Citing the City of Saxman’s decade-long fight to regain its residents’ subsistence rights, Sen. Lisa Murkowski introduced a measure on Monday that would require congressional approval before a community’s rural designation could be removed in the future.
Saxman lost its rural designation during a 2007 Federal Subsistence Board review. The board decided that Saxman’s connection to the larger community of Ketchikan meant that Saxman can’t be considered rural.
Matthew Felling is a spokesman for Murkowski.
“This has been a battle that has been fought in court, this has been a battle that has been argued up and down, and this is something that, clearly, the typical process was failing this community and putting other communities all around Alaska at risk,” he said.
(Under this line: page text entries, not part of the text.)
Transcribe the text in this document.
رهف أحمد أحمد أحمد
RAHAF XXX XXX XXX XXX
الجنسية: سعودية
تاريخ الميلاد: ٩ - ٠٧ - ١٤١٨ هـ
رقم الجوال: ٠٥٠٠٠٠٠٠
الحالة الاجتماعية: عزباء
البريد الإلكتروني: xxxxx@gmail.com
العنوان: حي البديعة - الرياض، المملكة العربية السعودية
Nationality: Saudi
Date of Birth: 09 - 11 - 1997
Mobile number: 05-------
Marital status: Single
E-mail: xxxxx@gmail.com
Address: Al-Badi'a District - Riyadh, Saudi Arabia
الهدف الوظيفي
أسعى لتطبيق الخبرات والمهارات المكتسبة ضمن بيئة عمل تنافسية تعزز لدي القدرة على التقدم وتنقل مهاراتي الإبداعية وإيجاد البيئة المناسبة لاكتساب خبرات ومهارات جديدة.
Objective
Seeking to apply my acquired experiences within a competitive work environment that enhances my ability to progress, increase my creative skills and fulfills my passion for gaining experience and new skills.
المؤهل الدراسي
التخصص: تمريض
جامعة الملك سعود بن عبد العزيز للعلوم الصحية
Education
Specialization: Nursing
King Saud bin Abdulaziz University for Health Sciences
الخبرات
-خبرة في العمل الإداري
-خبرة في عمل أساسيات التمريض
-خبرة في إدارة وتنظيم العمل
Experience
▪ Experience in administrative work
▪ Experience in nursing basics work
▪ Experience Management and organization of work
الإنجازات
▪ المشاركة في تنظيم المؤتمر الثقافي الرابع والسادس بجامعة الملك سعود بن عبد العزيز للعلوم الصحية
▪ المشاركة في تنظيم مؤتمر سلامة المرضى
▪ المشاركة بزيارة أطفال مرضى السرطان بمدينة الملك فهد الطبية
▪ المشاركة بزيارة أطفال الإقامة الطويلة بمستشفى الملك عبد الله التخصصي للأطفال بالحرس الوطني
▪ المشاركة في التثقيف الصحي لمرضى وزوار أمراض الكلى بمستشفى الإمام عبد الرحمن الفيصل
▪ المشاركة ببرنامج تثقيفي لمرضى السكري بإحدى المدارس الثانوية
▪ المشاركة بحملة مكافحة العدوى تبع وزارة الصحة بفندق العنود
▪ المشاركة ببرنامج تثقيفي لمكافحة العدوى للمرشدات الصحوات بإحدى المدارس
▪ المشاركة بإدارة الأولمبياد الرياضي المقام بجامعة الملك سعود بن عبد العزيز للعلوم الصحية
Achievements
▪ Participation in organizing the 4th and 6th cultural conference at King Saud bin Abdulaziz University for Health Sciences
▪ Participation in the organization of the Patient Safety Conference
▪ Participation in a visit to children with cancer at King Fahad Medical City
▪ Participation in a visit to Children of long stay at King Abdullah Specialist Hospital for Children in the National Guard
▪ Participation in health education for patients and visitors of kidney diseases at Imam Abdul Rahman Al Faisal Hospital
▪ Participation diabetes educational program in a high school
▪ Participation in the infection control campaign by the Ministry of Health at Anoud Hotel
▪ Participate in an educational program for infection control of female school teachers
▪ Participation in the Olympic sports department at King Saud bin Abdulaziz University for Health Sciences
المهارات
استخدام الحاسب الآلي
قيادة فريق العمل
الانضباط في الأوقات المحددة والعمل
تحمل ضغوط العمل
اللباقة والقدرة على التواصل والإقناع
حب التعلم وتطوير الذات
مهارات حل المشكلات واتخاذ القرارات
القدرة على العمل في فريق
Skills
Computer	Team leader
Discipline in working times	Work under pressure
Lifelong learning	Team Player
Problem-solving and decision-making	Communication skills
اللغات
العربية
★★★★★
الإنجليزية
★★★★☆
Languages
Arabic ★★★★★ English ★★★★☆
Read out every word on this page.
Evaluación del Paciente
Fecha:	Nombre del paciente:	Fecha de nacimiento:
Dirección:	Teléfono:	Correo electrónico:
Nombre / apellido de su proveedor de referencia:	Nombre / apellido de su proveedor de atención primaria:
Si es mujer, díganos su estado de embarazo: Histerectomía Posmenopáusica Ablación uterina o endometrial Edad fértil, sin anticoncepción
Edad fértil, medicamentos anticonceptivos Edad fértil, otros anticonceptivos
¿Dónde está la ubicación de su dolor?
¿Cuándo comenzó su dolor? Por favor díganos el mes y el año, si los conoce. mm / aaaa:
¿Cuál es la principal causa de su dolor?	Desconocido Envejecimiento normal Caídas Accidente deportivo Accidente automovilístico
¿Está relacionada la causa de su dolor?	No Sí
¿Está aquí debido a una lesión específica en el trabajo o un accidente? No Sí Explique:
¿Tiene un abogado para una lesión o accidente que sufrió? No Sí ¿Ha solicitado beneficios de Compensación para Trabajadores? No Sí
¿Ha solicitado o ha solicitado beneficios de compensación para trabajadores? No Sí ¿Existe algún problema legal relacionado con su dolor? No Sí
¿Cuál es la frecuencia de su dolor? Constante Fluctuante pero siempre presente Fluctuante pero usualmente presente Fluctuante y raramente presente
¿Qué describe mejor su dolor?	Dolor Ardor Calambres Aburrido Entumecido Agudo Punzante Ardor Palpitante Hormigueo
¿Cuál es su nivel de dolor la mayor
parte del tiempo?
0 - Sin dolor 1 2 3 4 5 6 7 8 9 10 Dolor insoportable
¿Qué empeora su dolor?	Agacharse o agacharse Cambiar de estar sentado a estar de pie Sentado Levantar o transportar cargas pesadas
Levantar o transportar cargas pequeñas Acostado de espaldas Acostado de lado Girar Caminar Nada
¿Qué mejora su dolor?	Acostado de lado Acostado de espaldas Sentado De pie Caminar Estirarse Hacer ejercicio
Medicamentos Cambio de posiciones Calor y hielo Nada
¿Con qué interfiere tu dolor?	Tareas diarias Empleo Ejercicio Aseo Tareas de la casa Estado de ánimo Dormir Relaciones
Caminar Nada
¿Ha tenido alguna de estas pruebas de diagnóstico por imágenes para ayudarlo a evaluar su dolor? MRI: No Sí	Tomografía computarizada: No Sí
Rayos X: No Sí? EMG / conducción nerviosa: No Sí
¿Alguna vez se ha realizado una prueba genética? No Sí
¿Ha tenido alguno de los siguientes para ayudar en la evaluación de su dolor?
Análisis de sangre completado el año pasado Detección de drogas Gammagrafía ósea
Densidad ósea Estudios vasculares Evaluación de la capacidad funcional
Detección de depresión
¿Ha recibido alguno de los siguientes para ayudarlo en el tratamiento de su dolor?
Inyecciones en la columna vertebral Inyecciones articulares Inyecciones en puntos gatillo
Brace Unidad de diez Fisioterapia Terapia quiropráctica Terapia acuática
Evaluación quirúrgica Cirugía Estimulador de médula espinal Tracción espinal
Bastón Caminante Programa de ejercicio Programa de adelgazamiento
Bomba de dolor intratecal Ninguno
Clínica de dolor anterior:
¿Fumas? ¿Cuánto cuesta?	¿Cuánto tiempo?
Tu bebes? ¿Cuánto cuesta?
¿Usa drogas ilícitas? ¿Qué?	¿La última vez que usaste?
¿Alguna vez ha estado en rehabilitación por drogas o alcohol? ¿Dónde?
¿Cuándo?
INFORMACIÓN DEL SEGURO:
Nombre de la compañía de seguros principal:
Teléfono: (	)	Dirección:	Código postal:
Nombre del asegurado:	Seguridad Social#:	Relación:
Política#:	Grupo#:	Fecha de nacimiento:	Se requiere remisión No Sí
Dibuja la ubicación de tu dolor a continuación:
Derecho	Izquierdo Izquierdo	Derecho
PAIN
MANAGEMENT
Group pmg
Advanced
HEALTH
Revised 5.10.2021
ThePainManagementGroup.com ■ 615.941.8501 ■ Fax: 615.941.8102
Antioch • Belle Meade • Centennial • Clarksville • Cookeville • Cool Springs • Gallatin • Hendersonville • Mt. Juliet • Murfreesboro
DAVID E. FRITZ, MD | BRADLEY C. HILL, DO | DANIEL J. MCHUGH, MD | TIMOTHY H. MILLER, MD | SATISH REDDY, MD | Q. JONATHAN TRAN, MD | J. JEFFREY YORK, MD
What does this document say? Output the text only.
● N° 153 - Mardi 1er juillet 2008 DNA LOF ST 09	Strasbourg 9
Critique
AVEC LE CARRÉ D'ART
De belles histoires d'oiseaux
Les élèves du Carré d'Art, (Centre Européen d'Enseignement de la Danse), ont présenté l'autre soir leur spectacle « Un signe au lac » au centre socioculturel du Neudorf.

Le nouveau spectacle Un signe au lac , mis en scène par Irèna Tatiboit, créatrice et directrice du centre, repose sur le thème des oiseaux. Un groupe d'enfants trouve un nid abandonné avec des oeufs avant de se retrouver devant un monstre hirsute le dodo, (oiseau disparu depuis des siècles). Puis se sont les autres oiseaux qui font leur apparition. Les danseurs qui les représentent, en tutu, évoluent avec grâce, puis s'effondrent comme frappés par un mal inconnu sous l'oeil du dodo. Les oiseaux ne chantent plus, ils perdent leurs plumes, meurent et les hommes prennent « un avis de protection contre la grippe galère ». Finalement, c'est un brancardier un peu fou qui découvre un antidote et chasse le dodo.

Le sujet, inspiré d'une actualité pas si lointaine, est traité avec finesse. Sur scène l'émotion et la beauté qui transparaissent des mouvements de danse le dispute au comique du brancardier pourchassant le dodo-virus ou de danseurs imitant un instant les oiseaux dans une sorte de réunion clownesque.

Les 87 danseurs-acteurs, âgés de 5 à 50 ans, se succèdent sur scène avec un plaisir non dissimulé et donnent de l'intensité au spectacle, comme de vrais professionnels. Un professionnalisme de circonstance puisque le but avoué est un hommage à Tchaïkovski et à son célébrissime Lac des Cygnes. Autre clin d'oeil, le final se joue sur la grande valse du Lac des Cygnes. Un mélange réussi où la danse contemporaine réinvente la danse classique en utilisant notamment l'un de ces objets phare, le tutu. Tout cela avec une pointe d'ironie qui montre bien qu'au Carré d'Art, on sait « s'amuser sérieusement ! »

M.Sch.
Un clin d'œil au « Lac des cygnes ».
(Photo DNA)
Following protests and eventually a lawsuit filed by the Organized Village of Saxman, the Federal Subsistence Board has proposed a new rule that would allow more flexibility when determining rural designations, and has conducted public hearings on that rule. Numerous Southeast Alaska residents commented during those hearings in support of Saxman’s claim to subsistence rights.
Felling said that while the issue is moving in a positive direction, the review has taken too long. He said the proposed bill is meant to help other communities in the future from going through a similar process.
“Bottom line, a policy that permits a village of 410 people to be classified as urban is flawed on its face, or it’s being applied poorly,” he said. “The definition of rural is not a job for a bean counter. It’s a job for those responsible and understanding, who realize the cultural and traditional values that define a people and connect them to their roots.”
Felling stressed that the bill doesn’t remove the Federal Subsistence Board’s authority.
“The Federal Subsistence Board would go on as they always do,” he said. “If they made a decision to move any community from rural to urban, it would require a congressional approval. If they wanted to dip something backwards from urban back to rural, that would require no action whatsoever, no approval from Congress.”
The Subsistence Access Management Act has been referred to the Senate Energy and Natural Resources Committee, which Murkowski chairs.